I also found CP motive power leading a pair of Norfolk Southern trains, the 216 and the 67X. One of those was moving and the other was tied down.

I didn’t mind seeing so much red and wouldn’t mind seeing it again now that CP has resumed putting its beaver tail logo on the flanks of some locomotives.

The light was less than ideal to get Q166, which was one of five consecutive eastbounds allowed to move as CSX was single-tracking the Erie West Subdivision between North East, Pennsylvania, and a point in New York York State.

A pair of CPs lead NS 216 through the vineyard country near Bort Road in North East, Pennsylvania.

The first of two views of NS train 67X tied down near Lewis Road in Olmsted Falls, Ohio.


Consolation Prize? Not Quite, but Maybe

February 8, 2016

CP at Berea

There’s a story behind this photograph of Canadian National No. 8896 leading CSX train Q165 westward through Berea that is not obvious from looking at the image. But that is true of most back stories.

The story began about two weeks earlier. It was mostly sunny day and I wanted to watch trains.

I had not been railfanning in more than a month. I initially went to Olmsted Falls where the most exciting thing I saw was one locomotive pulling one boxcar.

The plan was to spend some time in the Falls and then bop over to Berea to catch some more NS and some CSX.
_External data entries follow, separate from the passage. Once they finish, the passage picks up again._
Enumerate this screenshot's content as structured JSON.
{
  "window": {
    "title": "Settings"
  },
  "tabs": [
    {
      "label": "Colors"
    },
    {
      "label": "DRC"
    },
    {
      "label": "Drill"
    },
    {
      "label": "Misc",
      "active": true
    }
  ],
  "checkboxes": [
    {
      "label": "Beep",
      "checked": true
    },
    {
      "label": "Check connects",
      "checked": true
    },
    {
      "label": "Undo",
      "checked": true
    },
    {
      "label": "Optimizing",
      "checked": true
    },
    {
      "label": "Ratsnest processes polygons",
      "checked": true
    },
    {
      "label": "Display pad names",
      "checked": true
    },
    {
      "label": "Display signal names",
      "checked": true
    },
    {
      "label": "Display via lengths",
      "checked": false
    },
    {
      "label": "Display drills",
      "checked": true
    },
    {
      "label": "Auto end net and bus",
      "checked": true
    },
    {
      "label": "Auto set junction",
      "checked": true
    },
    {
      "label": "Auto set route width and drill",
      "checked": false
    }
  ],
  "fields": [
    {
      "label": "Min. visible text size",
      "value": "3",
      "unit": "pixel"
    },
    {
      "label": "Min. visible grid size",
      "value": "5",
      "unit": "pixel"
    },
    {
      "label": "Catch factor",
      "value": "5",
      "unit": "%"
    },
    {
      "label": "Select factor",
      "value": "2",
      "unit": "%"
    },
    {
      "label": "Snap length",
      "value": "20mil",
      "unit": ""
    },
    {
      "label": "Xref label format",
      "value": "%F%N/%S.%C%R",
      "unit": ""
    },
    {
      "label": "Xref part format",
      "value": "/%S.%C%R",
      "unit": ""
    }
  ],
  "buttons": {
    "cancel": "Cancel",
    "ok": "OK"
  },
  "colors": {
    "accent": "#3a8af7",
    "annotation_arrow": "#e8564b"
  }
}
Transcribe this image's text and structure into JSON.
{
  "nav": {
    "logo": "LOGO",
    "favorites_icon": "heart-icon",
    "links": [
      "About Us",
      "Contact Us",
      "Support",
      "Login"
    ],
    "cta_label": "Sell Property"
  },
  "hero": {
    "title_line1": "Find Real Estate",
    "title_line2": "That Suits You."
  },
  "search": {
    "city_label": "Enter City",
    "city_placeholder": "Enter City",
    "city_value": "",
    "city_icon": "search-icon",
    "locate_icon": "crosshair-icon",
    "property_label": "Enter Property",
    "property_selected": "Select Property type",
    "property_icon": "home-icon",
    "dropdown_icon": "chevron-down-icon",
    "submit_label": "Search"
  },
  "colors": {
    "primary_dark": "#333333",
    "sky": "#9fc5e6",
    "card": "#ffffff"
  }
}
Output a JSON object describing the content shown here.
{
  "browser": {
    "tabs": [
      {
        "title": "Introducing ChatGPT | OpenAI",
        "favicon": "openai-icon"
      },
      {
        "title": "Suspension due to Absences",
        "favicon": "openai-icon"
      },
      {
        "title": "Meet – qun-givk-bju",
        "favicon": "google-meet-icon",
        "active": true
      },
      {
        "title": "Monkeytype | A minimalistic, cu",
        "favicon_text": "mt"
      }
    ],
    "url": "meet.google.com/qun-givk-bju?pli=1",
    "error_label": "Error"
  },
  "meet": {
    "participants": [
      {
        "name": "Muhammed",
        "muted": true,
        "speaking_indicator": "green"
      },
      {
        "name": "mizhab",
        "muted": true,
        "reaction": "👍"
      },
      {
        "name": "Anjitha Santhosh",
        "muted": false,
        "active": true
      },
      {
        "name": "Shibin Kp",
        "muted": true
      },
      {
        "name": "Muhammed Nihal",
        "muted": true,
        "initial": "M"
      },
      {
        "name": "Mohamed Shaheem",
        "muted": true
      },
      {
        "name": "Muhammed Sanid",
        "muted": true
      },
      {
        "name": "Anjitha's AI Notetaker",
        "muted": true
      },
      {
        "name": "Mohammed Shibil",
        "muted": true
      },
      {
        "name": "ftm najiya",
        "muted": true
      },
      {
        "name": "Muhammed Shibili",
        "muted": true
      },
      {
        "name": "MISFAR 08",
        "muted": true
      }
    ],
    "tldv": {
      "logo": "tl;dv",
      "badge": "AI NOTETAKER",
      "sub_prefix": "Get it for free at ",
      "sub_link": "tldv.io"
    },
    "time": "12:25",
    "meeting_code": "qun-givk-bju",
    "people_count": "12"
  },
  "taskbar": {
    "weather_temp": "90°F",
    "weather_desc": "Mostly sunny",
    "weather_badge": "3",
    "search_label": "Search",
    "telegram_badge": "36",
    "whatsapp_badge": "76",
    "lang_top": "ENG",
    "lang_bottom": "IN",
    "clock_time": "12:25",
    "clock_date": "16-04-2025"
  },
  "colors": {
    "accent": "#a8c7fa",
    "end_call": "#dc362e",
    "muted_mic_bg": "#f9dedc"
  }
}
I pulled into the lots used by railfans by Berea Union Depot Taverne. I got out of my car and got back in on the passenger side.

I had scarcely settled into my seat when I heard the rumble of an approaching locomotive. It was westbound Q165 and the CP unit on the lead gleamed nice and bright in the winter sunlight.

I grabbed my camera, but it was too late to even get a shot through the window, let along to get out of the car for a grab shot.

If only I had looked down the tracks to see if there was an eastbound on CSX. Woulda, coulda, shoulda but I didn’t. I spent the rest of the day beating myself up over that missed photo.

It wasn’t long before clouds began rolling in and that nice sunlight vanished. By the time CSX ran another westbound through Berea the skies had turned cloudy.

That was then and this is now. Fellow Akron Railroad Club members Marty Surdyk, Ed Ribinskas and I decided to get together for lunch on a Sunday afternoon at the BUDT.

Afterwards we hung around for a while to watch trains.

With heavy overcast skies it was not a good day to make photographs although I had my camera next to me.

It was about time to head home when Marty said he wanted to check out the Dave McKay plaque. We got out to walk down there and on a whim I went back to get my camera.

This time I did look down the CSX tracks and did see a train coming. I wasn’t inclined to photograph it given the low light.

But as the headlight got closer I zoomed out my telephone lens to take a look. The nose was all red. It was the Q165 and it had two CP units in the motive power consist.

Had it been a CSX locomotive or a rent-a-wreck I probably would have put down my camera. But the memory of missing the last CP locomotive in Berea that I had seen was still fresh in my mind.

This time I was ready. The image is not as good as what I could have made two weeks earlier in the bright sunlight.

But who knows? Someday I might look at this image and it will bring back fond memories. That’s the nice thing about photographs. How you feel about them today is not necessarily how you will feel about them months or even years from now.

For now it will be a reminder to always look down the track when you arrive at a photo location because you never know what might be bearing down on you.